I use many devices in many places and find simple set-it-and-forget-it services like Dropbox make my life much easier. I always need access to many different files on a daily basis. Yet I like many others are not comfortable with some of the privacy policies or terms of service most 3rd party services force you to agree to. Plus there is the expense of many of these services. With broadband and DSL speeds offering such great speeds it seems a waste to have a computer at home with much of your music and videos along with important files much too big to be stored even on Dropbox.
Using ownCloud to be your Own Cloud
Most home routers and WFi routers have built in support for dynamic DNS. This allows you to have a subdomain (or top level domain) pointed at your home connection that used DHCP to give you an IP. This means your IP can change and the dynamic DNS service repoints your domain to the new IP. Thus, allowing you to access your home network from anywhere. What I will be describing is installing all needed packages and ownCloud on Debian based system, namely in this example Ubuntu Server Edition 12.04 LTS.

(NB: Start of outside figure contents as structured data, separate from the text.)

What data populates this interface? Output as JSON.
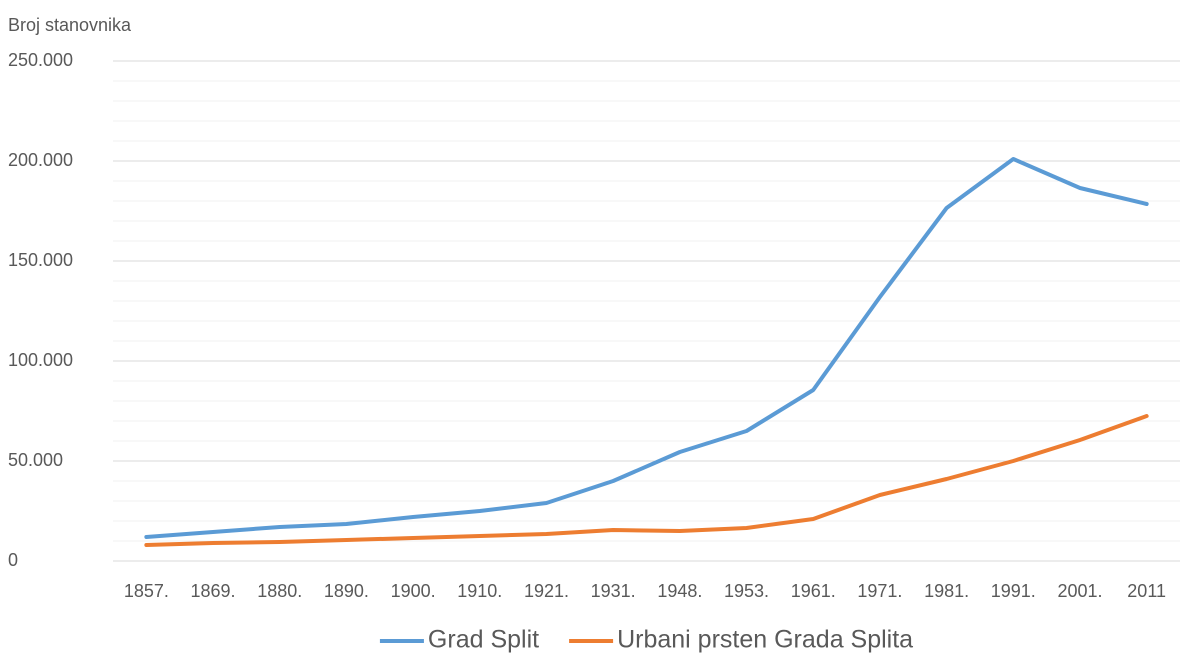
{
  "chart_data": {
    "type": "line",
    "y_axis_label": "Broj stanovnika",
    "categories": [
      "1857.",
      "1869.",
      "1880.",
      "1890.",
      "1900.",
      "1910.",
      "1921.",
      "1931.",
      "1948.",
      "1953.",
      "1961.",
      "1971.",
      "1981.",
      "1991.",
      "2001.",
      "2011"
    ],
    "series": [
      {
        "name": "Grad Split",
        "color": "#5b9bd5",
        "values": [
          12000,
          14500,
          17000,
          18500,
          22000,
          25000,
          29000,
          40000,
          54500,
          65000,
          85500,
          132000,
          176500,
          201000,
          186500,
          178500
        ]
      },
      {
        "name": "Urbani prsten Grada Splita",
        "color": "#ed7d31",
        "values": [
          8000,
          9000,
          9500,
          10500,
          11500,
          12500,
          13500,
          15500,
          15000,
          16500,
          21000,
          33000,
          41000,
          50000,
          60500,
          72500
        ]
      }
    ],
    "ylim": [
      0,
      250000
    ],
    "yticks": [
      0,
      {
        "value": 50000,
        "label": "50.000"
      },
      {
        "value": 100000,
        "label": "100.000"
      },
      {
        "value": 150000,
        "label": "150.000"
      },
      {
        "value": 200000,
        "label": "200.000"
      },
      {
        "value": 250000,
        "label": "250.000"
      }
    ],
    "yminor_ticks": [
      10000,
      20000,
      30000,
      40000,
      60000,
      70000,
      80000,
      90000,
      110000,
      120000,
      130000,
      140000,
      160000,
      170000,
      180000,
      190000,
      210000,
      220000,
      230000,
      240000
    ],
    "grid": true,
    "legend": "bottom"
  }
}
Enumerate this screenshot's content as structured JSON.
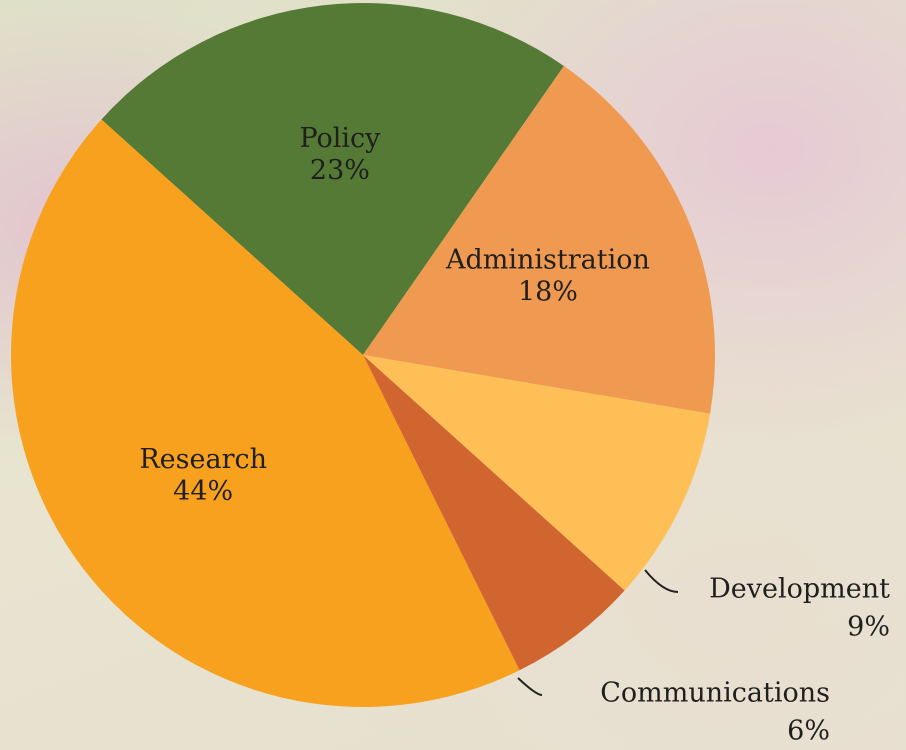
{
  "chart_data": {
    "type": "pie",
    "categories": [
      "Policy",
      "Administration",
      "Development",
      "Communications",
      "Research"
    ],
    "values": [
      23,
      18,
      9,
      6,
      44
    ],
    "value_labels": [
      "23%",
      "18%",
      "9%",
      "6%",
      "44%"
    ],
    "colors": [
      "#557a35",
      "#ef9a50",
      "#fdbf56",
      "#d06530",
      "#f7a11e"
    ]
  }
}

You can also use this example to setup ownCloud using the AWS Free Tier to create your own true cloud based Dropbox replacement for you and your entire family. Simple setup an AWS account and enable EC2, and S3 (optionally). Then fire up a micro instance of Ubuntu Server. Connect an additional EBS volume for added storage. You can also use this same instance to run your own VPN/SSH tunneler, but that is for another post.
ownCloud has a simple howto for installing on your Apache server. One caveat is be sure to edit your php.ini file (/etc/php5/apache/php.ini) to allow for the largest size upload you will want to have. Pay close attention to upload_max_filesize, memory_limit and post_max_size. You will also need to edit the .htaccess file in the root of your ownCloud install since it defaults to 512MB limit (if you want larger).
Once you install ownCloud and have it working you can get a free SSL certificate from StartSSL to add a layer of extra security between you and your ownCloud install. What I do is take a domain I own and create a subdomain like ownlcoud.domain.com and make it a CNAME for the dynamic DNS name I use. This way you can authorize ownership of the domain to get the free SSL cert. Be sure to add this domain as a ServerName or ServerAlias in your Apache vhost file.